Une déclaration qui ne sort pas de nulle part. Elle intervient alors que l’Union européenne vient d’émettre une obligation verte de 750 milliards d’euros, dont le nucléaire est exclu. Johannes Hahn, le commissaire au Budget, a été clair : cet argent "ne pourra en aucune manière financer des investissements dans le nucléaire". En revanche, il précise que le gaz pourra en bénéficier "sous certaines conditions pour fournir une solution de transition dans la production d’énergie".
Le sang des diplomates français n’a fait qu’un tour en voyant le méthane accepté. Un mauvais signal alors qu’au même moment la guerre franco-allemande continue de faire rage sur la taxonomie des activités vertes. Il s’agit d’un classement des activités qui participent favorablement à la protection du climat. Les Français veulent y inclure l’atome, l’Allemagne le gaz (considéré comme une énergie de transition). Pour l’instant, la Commission ne tranche pas mettant ces deux énergies de côté.
Double opportunité
Mais pour Paris, deux fenêtres d’opportunités vont s’ouvrir pour faire peser la balance. D’une part, en janvier prochain, la France prendra la présidence de l’Union européenne pour six mois. D’autre part, les élections fédérales du 26 septembre prochain vont amener au départ d’Angela Merkel. La chancelière allemande avait adopté des positions fermement anti-nucléaires depuis 2011 et l’accident de Fukushima. Même si son successeur ne sera pas beaucoup plus favorable à l’atome, il lui faudra du temps pour reprendre le poids de la dirigeante.

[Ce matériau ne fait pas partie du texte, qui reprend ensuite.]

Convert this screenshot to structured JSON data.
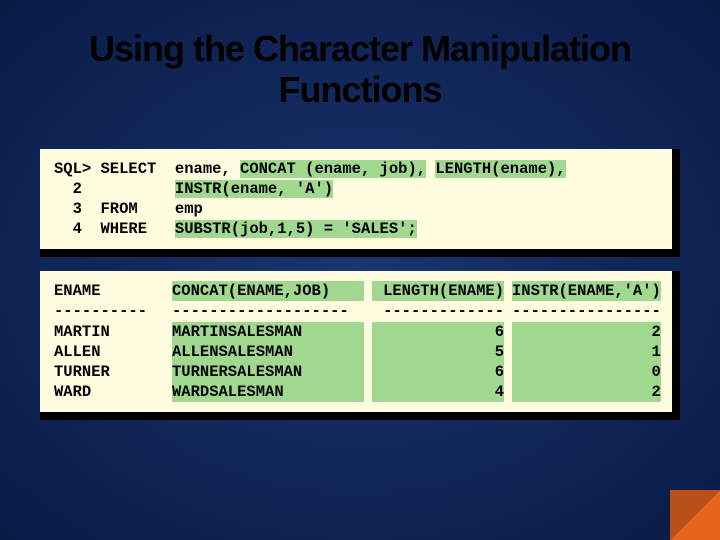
{
  "title": "Using the Character Manipulation Functions",
  "code": {
    "line1_a": "SQL> SELECT  ename, ",
    "line1_hl": "CONCAT (ename, job),",
    "line1_b": " ",
    "line1_hl2": "LENGTH(ename),",
    "line2_a": "  2          ",
    "line2_hl": "INSTR(ename, 'A')",
    "line3_a": "  3  FROM    emp",
    "line4_a": "  4  WHERE   ",
    "line4_hl": "SUBSTR(job,1,5) = 'SALES';"
  },
  "result": {
    "col1": {
      "hdr": "ENAME",
      "sep": "----------",
      "rows": [
        "MARTIN",
        "ALLEN",
        "TURNER",
        "WARD"
      ]
    },
    "col2": {
      "hdr": "CONCAT(ENAME,JOB)",
      "sep": "-------------------",
      "rows": [
        "MARTINSALESMAN",
        "ALLENSALESMAN",
        "TURNERSALESMAN",
        "WARDSALESMAN"
      ]
    },
    "col3": {
      "hdr": "LENGTH(ENAME)",
      "sep": "-------------",
      "rows": [
        "6",
        "5",
        "6",
        "4"
      ]
    },
    "col4": {
      "hdr": "INSTR(ENAME,'A')",
      "sep": "----------------",
      "rows": [
        "2",
        "1",
        "0",
        "2"
      ]
    }
  },
  "colors": {
    "bg_center": "#1a3570",
    "bg_edge": "#0a1a45",
    "box_bg": "#fffce0",
    "highlight": "#a0d890",
    "shadow": "#000000",
    "corner": "#e8641a"
  }
}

Dans une tribune aux Echos, Bernard Accoyer, ancien Président de l’Assemblée nationale, et fondateur de l'association Patrimoine nucléaire et climat (PNC-France) et Michel Simon le secrétaire général, ne mâchent pas leurs mots. Ils résument le message porté par la France : "L'obsession antinucléaire de la Commission européenne et de certains pays ne doit pas anéantir les espoirs de maîtriser les émissions de gaz à effet de serre. Il serait temps que la Commission européenne mette ses actes en cohérence avec les objectifs de l'Union pour le climat".
En mars dernier, c'est Emmanuel Macron qui cosignait une lettre adressée à la commission européenne au côté de six autres dirigeants européens, dont Victor Orban, Premier ministre de la Hongrie, et Mateusz Morawiecki, Premier ministre de la Pologne. Il s’agit "d’un appel d'urgence pour assurer des règles du jeu équitables pour l'énergie nucléaire dans l'UE, sans l'exclure des politiques et des avantages climatiques et énergétiques", indique le texte.